La Search Console ne sépare toujours pas les clics des aperçus IA, du mode IA et de la recherche traditionnelle. Aucune des cinq fonctionnalités annoncées cette semaine n’ajoute ce rapport. Un éditeur peut intégrer des abonnements avec Google, mais ne peut toujours pas voir dans GSC si le libellé « Abonné » a généré des clics incrémentiels, une intégration d’abonnement aux tests A/B ou isoler si les liens en ligne produisent plus de clics que les citations regroupées en bas. Les rapports clients sur les performances de recherche de l’IA restent, au mieux, directionnels.
Pour les éditeurs évaluant l’intégration des abonnements, le compromis est clair. Une étiquette « Abonné » sur les liens dans les réponses de l’IA est un avantage potentiel. Une nouvelle dépendance d’intégration avec une plate-forme qui contrôle l’expérience de recherche dans laquelle ces étiquettes apparaissent est le coût. Le commerce électronique semble moins directement affecté par ces fonctionnalités spécifiques, puisque les données antérieures d’Ahrefs et de SE Ranking montraient que les aperçus de l’IA se déclenchaient sur environ 4 % des requêtes de produits.

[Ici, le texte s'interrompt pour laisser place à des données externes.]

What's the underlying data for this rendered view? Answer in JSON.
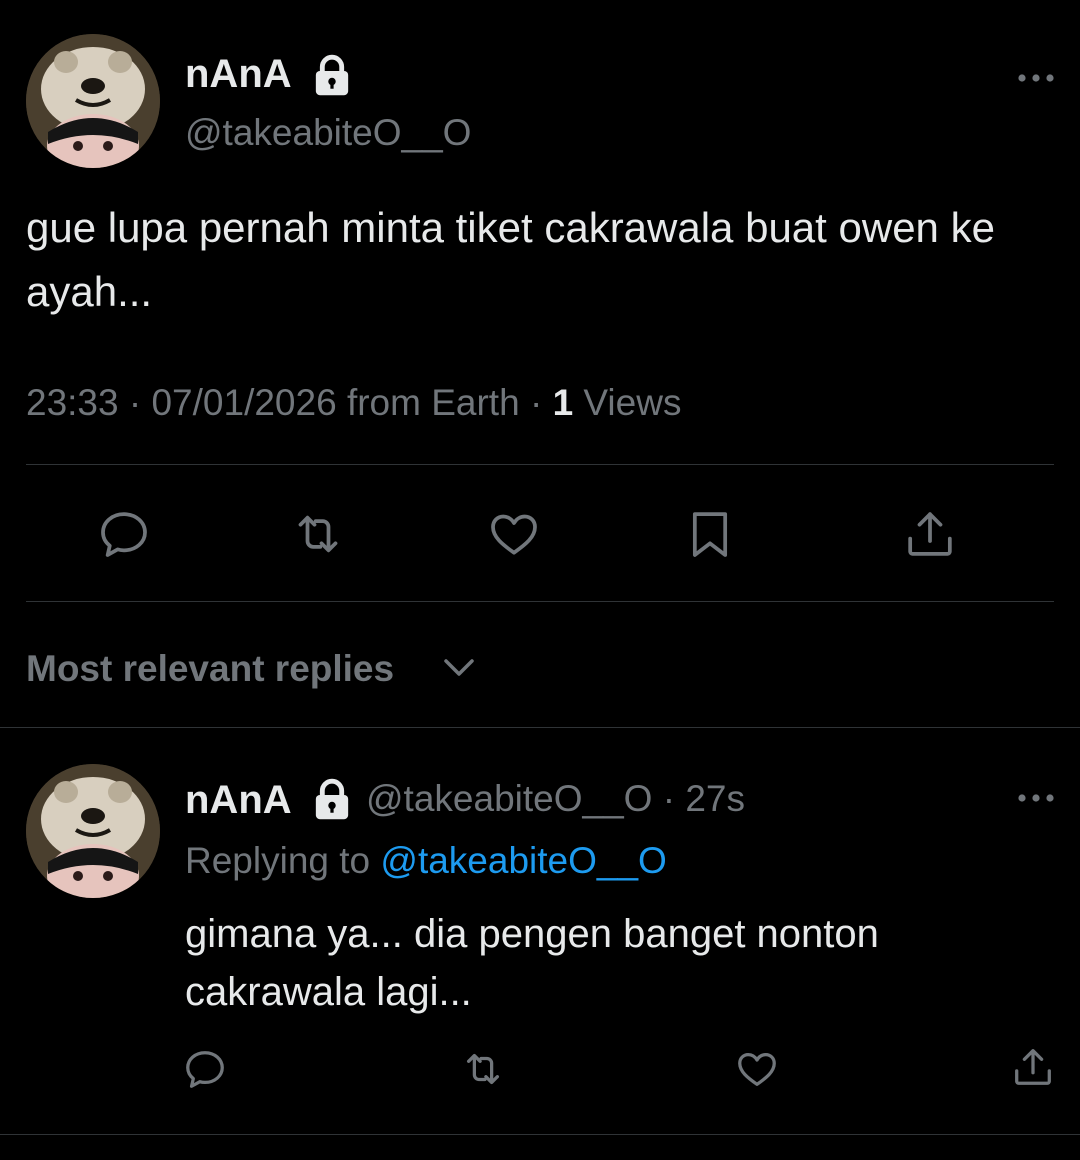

Alphabet a déclaré un chiffre d’affaires de recherche de 60,4 milliards de dollars au premier trimestre, en hausse de 19 %, et un volume de requêtes à un niveau record selon le PDG Sundar Pichai. Aucune des deux mesures n’indique aux éditeurs si leurs pages reçoivent plus ou moins de clics provenant de requêtes influencées par l’IA. Les revenus du réseau, qui incluent AdSense, ont chuté de 4 % à 6,97 milliards de dollars au cours du même trimestre, passant en dessous de 7 milliards de dollars au cours de la période considérée.
Regarder vers l’avenir
Google I/O est prévu pour les 19 et 20 mai, et Pichai l’a souligné lors des remarques sur les résultats d’Alphabet au premier trimestre, ce qui en fait un lieu probable pour davantage de mises à jour de produits d’IA. La question de savoir si cela inclut les données de clic ou de trafic pour les fonctionnalités d’IA est une question ouverte.
L’affaire antitrust PMC se poursuit, l’UE enquête dans le cadre du DMA et la consultation de la CMA au Royaume-Uni est en cours. Les régulateurs examineront ces fonctionnalités et les données de trafic que les éditeurs suivront dans des tableaux de bord pour évaluer si Google a fait des concessions suffisantes pour l’écosystème Web.
Le langage de Google concernant les clics de recherche IA a changé quatre fois. Les données nécessaires pour évaluer si ces clics arrivent n’ont pas changé une seule fois.